The method of supersonic free-jet expansion beam combined with techniques of laser spectroscopy was used in an investigation of vibronic and isotopic structures in the D¹0(u)⁺ (6¹S₀) and F³1(u)(6³P₂) electronic energy Rydberg states of Cd₂. Laser-induced fluorescence excitation spectra recorded using the D¹0(u)⁺ ← X¹0(g)⁺(5¹S₀) and F³1(u) ← X¹0(g)⁺ transitions in the region of 206-218 nm provided spectroscopic characteristics of the excited states and allowed constructing of their intratomic potentials. Isotopic structures recorded in the (υ',υ'') bands of the D¹0(u)⁺ ← X¹0(g)⁺ transition were used in determination of the D¹0(u)⁺ state vibrational characteristics (ω'(e)x'(e), ω'(e)x'(e)) and υ' assignment.

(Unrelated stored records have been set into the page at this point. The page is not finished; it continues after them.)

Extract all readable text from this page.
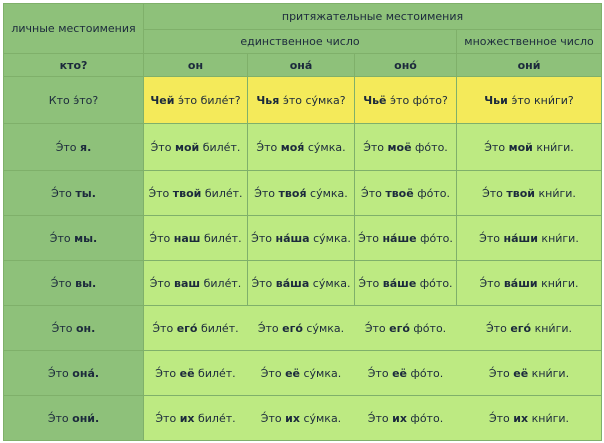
личные местоимения	притяжательные местоимения			
	единственное число			множественное число
кто?	он	она́	оно́	они́
Кто э́то?	Чей э́то биле́т?	Чья э́то су́мка?	Чьё э́то фо́то?	Чьи э́то кни́ги?
Э́то я.	Э́то мой биле́т.	Э́то моя́ су́мка.	Э́то моё фо́то.	Э́то мой кни́ги.
Э́то ты.	Э́то твой биле́т.	Э́то твоя́ су́мка.	Э́то твоё фо́то.	Э́то твой кни́ги.
Э́то мы.	Э́то наш биле́т.	Э́то на́ша су́мка.	Э́то на́ше фо́то.	Э́то на́ши кни́ги.
Э́то вы.	Э́то ваш биле́т.	Э́то ва́ша су́мка.	Э́то ва́ше фо́то.	Э́то ва́ши кни́ги.
Э́то он.	Э́то его́ биле́т.	Э́то его́ су́мка.	Э́то его́ фо́то.	Э́то его́ кни́ги.
Э́то она́.	Э́то её биле́т.	Э́то её су́мка.	Э́то её фо́то.	Э́то её кни́ги.
Э́то они́.	Э́то их биле́т.	Э́то их су́мка.	Э́то их фо́то.	Э́то их кни́ги.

The ν(0,0) recorded directly in the F³1(u) ← X¹0(g)⁺ transition enabled determination of the bottom of the F³1(u) state potential well. Valence ab initio calculations of Cd₂ interatomic potentials were performed with relativistic and spin-orbit effects taken into account. The experimental results were compared with results of the ab initio calculations. A free-jet expansion of Cd₂ as a source of entangled atoms for a test of Bell's inequality was analyzed.